Top-level command arguments for the Dynamo Mocker workload.

Test Definition#

class cloudai.workloads.dynamo_mocker.dynamo_mocker.DynamoMockerTestDefinition( *, name: str, description: str, test_template_name: str, cmd_args: DynamoMockerCmdArgs, extra_env_vars: dict[str, str | List[str]] = {}, extra_cmd_args: dict[str, str] = {}, extra_container_mounts: list[str] = [], git_repos: list[GitRepo] = [], nsys: NsysConfiguration | None = None, predictor: PredictorConfig | None = None, agent: str = 'grid_search', agent_steps: int = 1, agent_metrics: list[str] = ['default'], agent_reward_function: str = 'inverse', agent_config: dict[str, Any] | None = None, success_marker: str = 'success-marker.txt', failure_marker: str = 'failure-marker.txt', )[source]#

Bases: TestDefinition

Test definition for the Dynamo Mocker workload.

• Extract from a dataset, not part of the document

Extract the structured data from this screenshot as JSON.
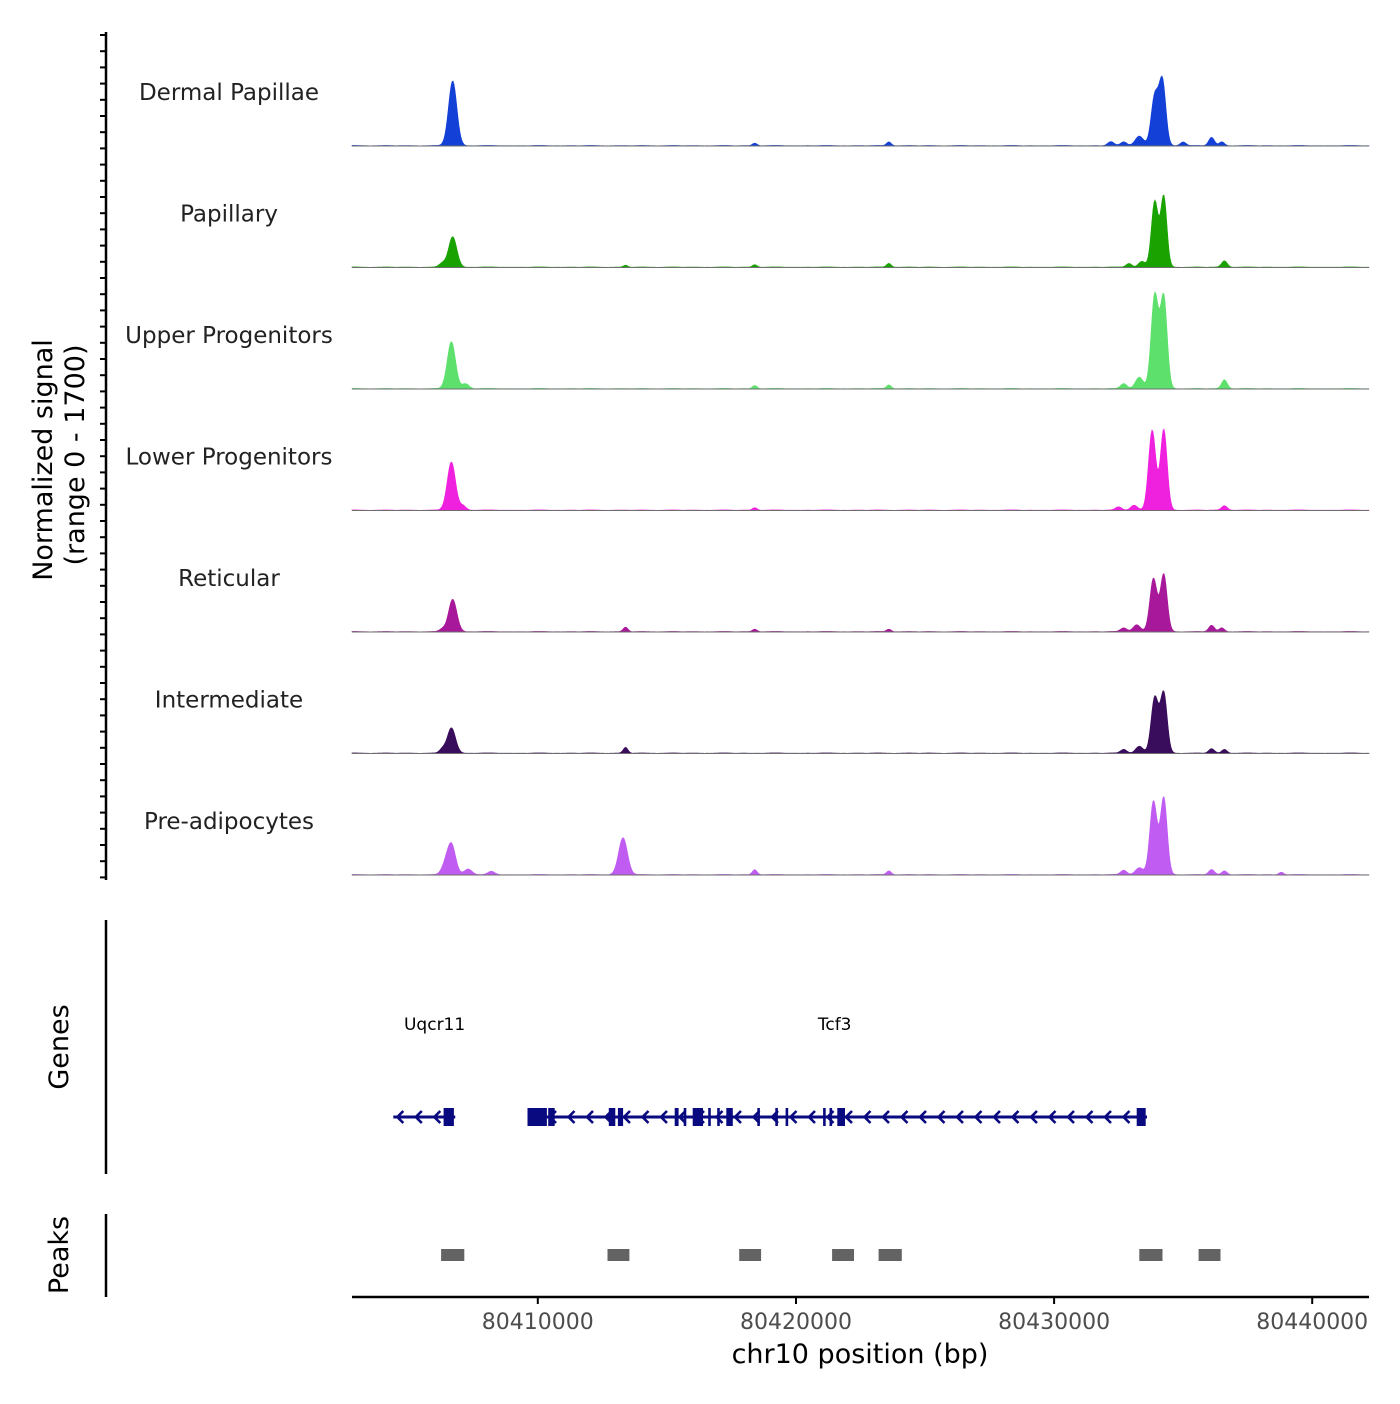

Runs dynamo.mocker + dynamo.frontend as a lightweight GPU-free LLM inference simulator, then benchmarks it with genai-perf or aiperf via dynamo_mocker.sh. Select the benchmark tool with cmd_args.benchmark_tool (“genai_perf” or “aiperf”).

Supports two topologies mirroring ai_dynamo.sh:

Combined (worker.disaggregation_mode=none): single mocker handles prefill+decode
Disaggregated (worker.disaggregation_mode=prefill_decode): separate prefill and decode mocker instances with KV event publishing and simulated transfer

Requires: ai-dynamo and genai-perf or aiperf pip-installed in the active environment.